So, I finally got a Kindle.
After two days of pretty intense use (I can’t resist the call of a shiny new gadget), here are some of my early thoughts on it:
Reading on the Kindle is a joy, but only barely. The E-Ink screen is very readable, regardless of lighting (the idea that you can read it anywhere you can read a book is basically true), the interface is usable, and the time it takes to turn pages doesn’t really disrupt the rhythm of reading. Wireless delivery and synchronization have worked, in my experience, flawlessly, and overall, the Kindle experience is to books what the iPod and iTunes are to music.
But, crucially, the Kindle is on the cusp of unusable. This isn’t because Amazon did something wrong, but rather because the line between a great eBook reader experience and a terrible one is so fine. I’ll elaborate:
A lot of the criticism of the nook, Barnes and Noble’s delayed but much hyped competitor to the Kindle, is that, like many Google Android devices, it’s slow. There’s an element of latency inherent to any e-Ink based device — the screens refresh much slower than the ones on a laptop, by writ of how they work — but on the nook, that latency is exacerbated by an operating system that can’t push pixels as fast as the screen can take them (and that isn’t particularly quickly to begin with).
I get the feeling that the Kindle, on the other hand, is held back exclusively by the speed of its display. Putting a faster processor in the Kindle wouldn’t improve the situation dramatically. The Kindle reading experience is smoother on my iPhone using the Kindle application, but that’s mostly because the refresh rate on my iPhone’s display is a good deal faster than the Kindle. Don’t misinterpret what I’m saying: there’s nothing wrong with how quickly my Kindle turns pages, but if it were even half a second slower, I probably would be returning it. It’s that subtle a difference between success and failure with these things, probably because how we read is so deeply wired into our brains that any deviation from it is hugely disruptive.
There is, of course, the aesthetic question of the Kindle, which has nothing to do with the mechanics of reading. There are a lot of sensory elements of books — the smell of the paper, the sound of the rustling of pages, the feel of a paperback, the weight of the book in your hand — that the Kindle, by writ of being what it is, can’t duplicate. I’m as romantic about the notion of old books and the “feeling” of knowledge that comes with them — but at least for now, I don’t miss any of it. Setting my Kindle on top of a massive hardcover novel my father was reading this morning, I couldn’t help but think, This is the way of the future. I like the aesthetics of a book more than those of the Kindle (the wide plastic bezel around the display, for instance, is ugly, as is the cheap-looking keyboard), but they’re not enough to make me want to carry around a dozen paperbacks instead of one thin, light device that can contain all of them.

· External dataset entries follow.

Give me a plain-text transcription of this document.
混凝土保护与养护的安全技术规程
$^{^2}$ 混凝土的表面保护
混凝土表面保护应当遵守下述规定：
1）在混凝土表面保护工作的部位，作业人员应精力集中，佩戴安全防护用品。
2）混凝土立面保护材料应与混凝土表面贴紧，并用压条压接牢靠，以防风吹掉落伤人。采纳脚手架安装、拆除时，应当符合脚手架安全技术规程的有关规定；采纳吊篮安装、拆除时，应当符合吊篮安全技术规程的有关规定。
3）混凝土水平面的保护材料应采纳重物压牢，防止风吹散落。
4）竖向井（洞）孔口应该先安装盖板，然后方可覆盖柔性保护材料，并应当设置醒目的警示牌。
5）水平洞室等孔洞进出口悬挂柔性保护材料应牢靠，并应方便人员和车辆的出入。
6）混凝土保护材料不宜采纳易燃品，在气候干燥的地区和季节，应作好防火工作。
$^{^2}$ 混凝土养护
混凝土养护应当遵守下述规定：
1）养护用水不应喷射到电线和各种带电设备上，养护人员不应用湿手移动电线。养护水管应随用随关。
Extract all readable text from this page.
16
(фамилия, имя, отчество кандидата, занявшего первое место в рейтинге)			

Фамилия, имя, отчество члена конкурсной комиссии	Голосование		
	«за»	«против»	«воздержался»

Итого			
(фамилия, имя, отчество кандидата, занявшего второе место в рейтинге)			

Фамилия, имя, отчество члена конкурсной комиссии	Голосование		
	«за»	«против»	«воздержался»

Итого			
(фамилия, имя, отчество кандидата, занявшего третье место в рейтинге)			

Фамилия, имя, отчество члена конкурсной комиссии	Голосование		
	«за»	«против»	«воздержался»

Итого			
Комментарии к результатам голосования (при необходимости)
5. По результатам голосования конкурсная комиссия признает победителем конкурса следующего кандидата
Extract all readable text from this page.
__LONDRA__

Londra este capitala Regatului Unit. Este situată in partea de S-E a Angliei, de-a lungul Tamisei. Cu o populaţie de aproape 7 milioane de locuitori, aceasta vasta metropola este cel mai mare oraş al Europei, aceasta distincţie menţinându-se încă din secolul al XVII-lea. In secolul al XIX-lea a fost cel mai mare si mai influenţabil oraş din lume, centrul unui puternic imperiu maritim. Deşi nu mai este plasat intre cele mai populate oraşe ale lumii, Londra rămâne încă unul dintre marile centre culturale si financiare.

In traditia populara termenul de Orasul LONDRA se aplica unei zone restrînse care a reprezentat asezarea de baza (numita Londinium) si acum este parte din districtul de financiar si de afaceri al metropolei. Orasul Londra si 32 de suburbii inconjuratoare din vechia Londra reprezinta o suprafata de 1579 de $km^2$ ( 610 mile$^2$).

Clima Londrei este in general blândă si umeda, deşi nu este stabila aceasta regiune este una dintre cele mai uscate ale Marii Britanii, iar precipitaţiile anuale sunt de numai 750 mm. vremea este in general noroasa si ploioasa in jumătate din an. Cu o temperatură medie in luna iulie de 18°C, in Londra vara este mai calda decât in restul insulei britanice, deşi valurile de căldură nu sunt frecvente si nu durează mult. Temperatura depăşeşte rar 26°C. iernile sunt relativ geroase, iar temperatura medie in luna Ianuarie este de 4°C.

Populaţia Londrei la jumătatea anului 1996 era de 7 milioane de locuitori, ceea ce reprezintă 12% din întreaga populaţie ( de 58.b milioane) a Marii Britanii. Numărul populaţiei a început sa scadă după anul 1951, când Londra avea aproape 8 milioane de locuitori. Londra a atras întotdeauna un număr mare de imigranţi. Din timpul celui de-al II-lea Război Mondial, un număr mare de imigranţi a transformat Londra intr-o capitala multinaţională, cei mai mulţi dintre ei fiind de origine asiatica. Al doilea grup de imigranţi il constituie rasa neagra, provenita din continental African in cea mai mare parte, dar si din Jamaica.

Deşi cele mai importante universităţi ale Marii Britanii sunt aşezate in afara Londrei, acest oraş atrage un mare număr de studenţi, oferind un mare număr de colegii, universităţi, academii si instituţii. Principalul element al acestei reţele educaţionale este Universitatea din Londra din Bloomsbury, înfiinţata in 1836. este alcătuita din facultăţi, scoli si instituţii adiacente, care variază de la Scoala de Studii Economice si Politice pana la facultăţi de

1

There’s room for improvement, though. The annotation features, while intuitive, are borderline unusable because of the refresh rate of the screen; typing with a half-second delay between key press and character display is disconcerting. The keyboard, in addition to being ugly, is nearly impossible to type on with anything resembling speed. There are occasional formatting issues that come up in books and magazines. But these are, in the big scheme of things, tiny complaints about a device that is, without a doubt, going to change the way I read. I can’t recommend it enough.